Calcium phosphate products don’t only remineralize. The process of demineralization and remineralization are not separated. These products may well be effective because they inhibit demineralization as much as they help remineralization. I think this is often forgotten. For instance, in a product designed to bind calcium phosphate in a greater concentration than normal, if it is delivered and stays at the site of demineralization, then an acidic pH change may release the bound calcium and phosphate. When this happens, the calcium phosphate is in the right spot in the oral environment to increase the concentration and decrease demineralization. This has nothing to do with remineralization yet. If the calcium and phosphate are able to diffuse into the tooth when in abundance, they may be used for remineralization when the acidic conditions are neutralized.
It is difficult to separate the processes of remineralization and demineralization because between the starting mineral content and the ending mineral content, the process has moved back and forth between remineralization and demineralization. The end result may be a healthier tooth with less mineral loss or more mineral gain.
CHOW: Chewing gum itself is also very effective especially if it’s used after a cariogenic challenge. Any kind of sugarless gum will have some beneficial effect if it’s used after eating or drinking something sweet, mainly because chewing stimulates salivary flow so a greater amount of saliva is available to rinse away the sugar in the plaque biofilm or the acids being produced by the plaque. Chewing gum also stimulates the saliva to have a higher pH than natural saliva so it produces a greater source of buffering effect to neutralize some of the acid.
Calcium phosphate-releasing gum or candy can produce a beneficial effect even if it’s used before a challenge by building the reservoir of calcium phosphate in the plaque.

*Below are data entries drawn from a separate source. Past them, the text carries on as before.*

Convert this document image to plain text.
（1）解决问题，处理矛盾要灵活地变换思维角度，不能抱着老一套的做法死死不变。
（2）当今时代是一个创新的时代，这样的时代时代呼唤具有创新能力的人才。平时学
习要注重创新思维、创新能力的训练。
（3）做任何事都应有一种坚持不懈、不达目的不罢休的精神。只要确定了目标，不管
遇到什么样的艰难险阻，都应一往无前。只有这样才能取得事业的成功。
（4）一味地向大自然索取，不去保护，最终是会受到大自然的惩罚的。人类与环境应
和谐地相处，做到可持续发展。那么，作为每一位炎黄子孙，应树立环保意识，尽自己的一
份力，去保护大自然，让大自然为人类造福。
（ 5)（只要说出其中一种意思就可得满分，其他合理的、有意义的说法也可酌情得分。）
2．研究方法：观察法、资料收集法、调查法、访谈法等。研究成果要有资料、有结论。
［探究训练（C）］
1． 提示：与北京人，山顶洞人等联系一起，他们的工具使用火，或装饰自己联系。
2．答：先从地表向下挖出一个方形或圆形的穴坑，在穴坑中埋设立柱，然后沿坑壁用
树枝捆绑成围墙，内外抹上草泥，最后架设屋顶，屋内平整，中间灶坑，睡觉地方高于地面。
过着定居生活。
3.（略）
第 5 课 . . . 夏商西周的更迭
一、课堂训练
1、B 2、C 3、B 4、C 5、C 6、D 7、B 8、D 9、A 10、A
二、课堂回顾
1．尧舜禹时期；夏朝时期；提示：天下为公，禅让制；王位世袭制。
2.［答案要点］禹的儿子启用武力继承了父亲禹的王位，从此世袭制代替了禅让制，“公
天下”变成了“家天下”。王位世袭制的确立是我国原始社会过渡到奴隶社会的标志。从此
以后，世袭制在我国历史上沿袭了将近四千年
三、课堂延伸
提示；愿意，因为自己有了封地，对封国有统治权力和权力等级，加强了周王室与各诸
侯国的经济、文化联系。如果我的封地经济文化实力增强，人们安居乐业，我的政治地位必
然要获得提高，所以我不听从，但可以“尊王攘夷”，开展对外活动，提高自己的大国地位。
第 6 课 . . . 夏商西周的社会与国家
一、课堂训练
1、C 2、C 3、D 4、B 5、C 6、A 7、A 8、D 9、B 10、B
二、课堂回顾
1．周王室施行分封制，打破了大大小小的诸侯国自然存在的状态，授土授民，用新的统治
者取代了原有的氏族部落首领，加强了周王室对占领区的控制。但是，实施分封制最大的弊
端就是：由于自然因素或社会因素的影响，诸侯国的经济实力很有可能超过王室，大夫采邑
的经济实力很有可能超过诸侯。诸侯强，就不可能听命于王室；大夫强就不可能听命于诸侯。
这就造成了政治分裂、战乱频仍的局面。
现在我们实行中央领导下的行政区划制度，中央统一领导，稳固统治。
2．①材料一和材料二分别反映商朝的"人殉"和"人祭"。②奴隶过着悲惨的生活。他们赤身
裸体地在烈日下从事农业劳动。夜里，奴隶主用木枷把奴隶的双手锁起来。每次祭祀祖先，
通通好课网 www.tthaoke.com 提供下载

Calcium phosphate- containing tooth whitening products seem to reduce dentinal hypersensitivity caused by the whitening process because whenever there is calcium phosphate in the solution gel or paste, it prevents or reduces demineralization. Calcium phosphate-containing products work because they reduce or prevent demineralization and allow saliva the opportunity to produce remineralization. If we can eliminate or reduce demineralization, we will have remineralization as the result.
From Dimensions of Dental Hygiene. February 2009; 7(2): 42, 44, 46.